Sette punti di distanza che sembrano non esserci tra le due squadre, alla luce anche dei tanti errori al tiro dei biancorossi (23-62 dal campo e 8-27 da tre): “Abbiamo bisogno di cambiare ritmo – ha concluso Tucci -,specie in difesa, pareggiando il loro o addirittura superandolo. Non sarà semplice, ci siamo un po’ complicati la vita, bravi loro a portarla a casa. Noi, però, sappiamo di aver sprecato troppo in una gara comunque equilibrata”.

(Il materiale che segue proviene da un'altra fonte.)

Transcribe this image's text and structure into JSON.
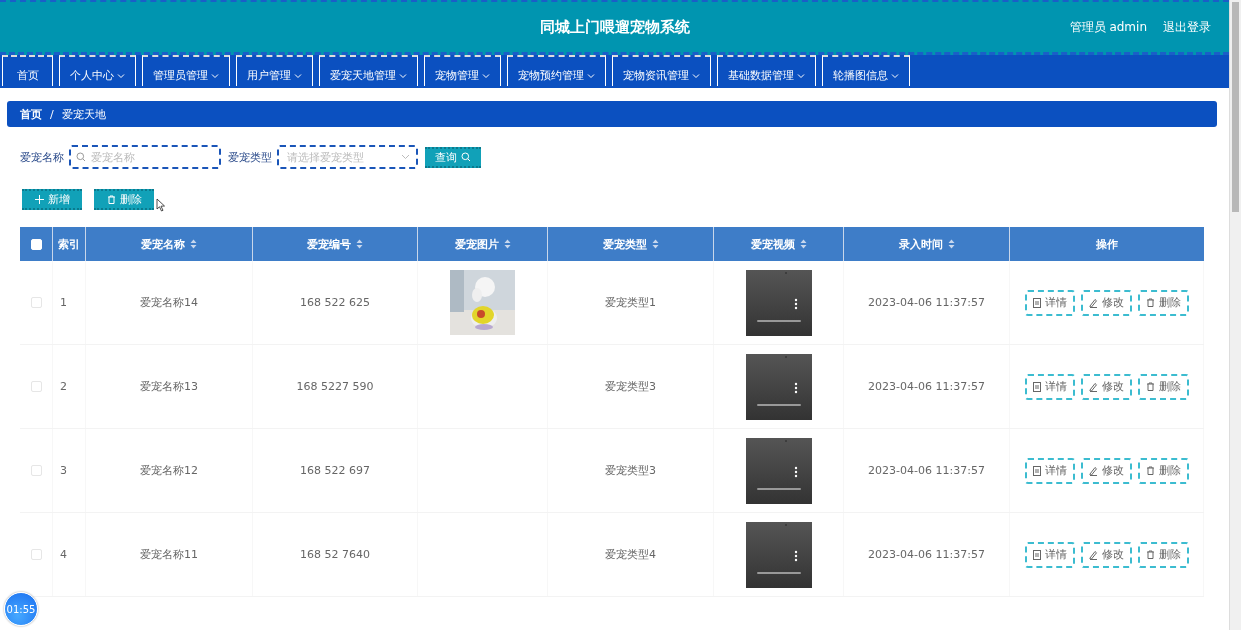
{
  "header": {
    "title": "同城上门喂遛宠物系统",
    "user": "管理员 admin",
    "logout": "退出登录"
  },
  "nav": [
    {
      "label": "首页",
      "dropdown": false
    },
    {
      "label": "个人中心",
      "dropdown": true
    },
    {
      "label": "管理员管理",
      "dropdown": true
    },
    {
      "label": "用户管理",
      "dropdown": true
    },
    {
      "label": "爱宠天地管理",
      "dropdown": true
    },
    {
      "label": "宠物管理",
      "dropdown": true
    },
    {
      "label": "宠物预约管理",
      "dropdown": true
    },
    {
      "label": "宠物资讯管理",
      "dropdown": true
    },
    {
      "label": "基础数据管理",
      "dropdown": true
    },
    {
      "label": "轮播图信息",
      "dropdown": true
    }
  ],
  "breadcrumb": {
    "items": [
      "首页",
      "爱宠天地"
    ],
    "separator": "/"
  },
  "search": {
    "name_label": "爱宠名称",
    "name_placeholder": "爱宠名称",
    "type_label": "爱宠类型",
    "type_placeholder": "请选择爱宠类型",
    "query": "查询"
  },
  "actions": {
    "add": "新增",
    "delete": "删除"
  },
  "table": {
    "columns": [
      {
        "label": "索引",
        "sortable": false
      },
      {
        "label": "爱宠名称",
        "sortable": true
      },
      {
        "label": "爱宠编号",
        "sortable": true
      },
      {
        "label": "爱宠图片",
        "sortable": true
      },
      {
        "label": "爱宠类型",
        "sortable": true
      },
      {
        "label": "爱宠视频",
        "sortable": true
      },
      {
        "label": "录入时间",
        "sortable": true
      },
      {
        "label": "操作",
        "sortable": false
      }
    ],
    "all_checked": false,
    "rows": [
      {
        "checked": false,
        "index": "1",
        "name": "爱宠名称14",
        "code": "168 522 625",
        "has_photo": true,
        "type": "爱宠类型1",
        "time": "2023-04-06 11:37:57",
        "buttons": [
          "详情",
          "修改",
          "删除"
        ]
      },
      {
        "checked": false,
        "index": "2",
        "name": "爱宠名称13",
        "code": "168 5227 590",
        "has_photo": false,
        "type": "爱宠类型3",
        "time": "2023-04-06 11:37:57",
        "buttons": [
          "详情",
          "修改",
          "删除"
        ]
      },
      {
        "checked": false,
        "index": "3",
        "name": "爱宠名称12",
        "code": "168 522 697",
        "has_photo": false,
        "type": "爱宠类型3",
        "time": "2023-04-06 11:37:57",
        "buttons": [
          "详情",
          "修改",
          "删除"
        ]
      },
      {
        "checked": false,
        "index": "4",
        "name": "爱宠名称11",
        "code": "168 52 7640",
        "has_photo": false,
        "type": "爱宠类型4",
        "time": "2023-04-06 11:37:57",
        "buttons": [
          "详情",
          "修改",
          "删除"
        ]
      }
    ]
  },
  "timer": "01:55"
}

Giusto il tempo di riordinare le idee e le due squadre dovranno tornare in campo. Martedì, alle 21, via al secondo atto della sfida tra Bisceglie e Aquila in questa incerta serie di semifinali playoff, che poi si sposterà a Palermo.

 

Semifinale Playoff Serie B – Gara1

AMBROSIA BISCEGLIE-AQUILA PALERMO 77-70 (Parziali: 19-12, 14-18, 20-20, 24-20)

Bisceglie: Torresi 10, Gambarota 18, Stella 8, Corral 24, Caceres 12, Falcone ne, Cena 3, Vitanostra ne, Smorto 2, Galantino. All. Pasquale Scoccimarro.

Aquila: Cozzoli 7, Antonelli 6, Merletto 13, Rizzitiello 13, Giovanatto 9, Gottini 7, Tagliareni ne, Di Emidio 5, Dragna 10, Caronna ne. All. Gianluca Tucci.

Arbitri:Vitaliano Battista, Francesco Venturini.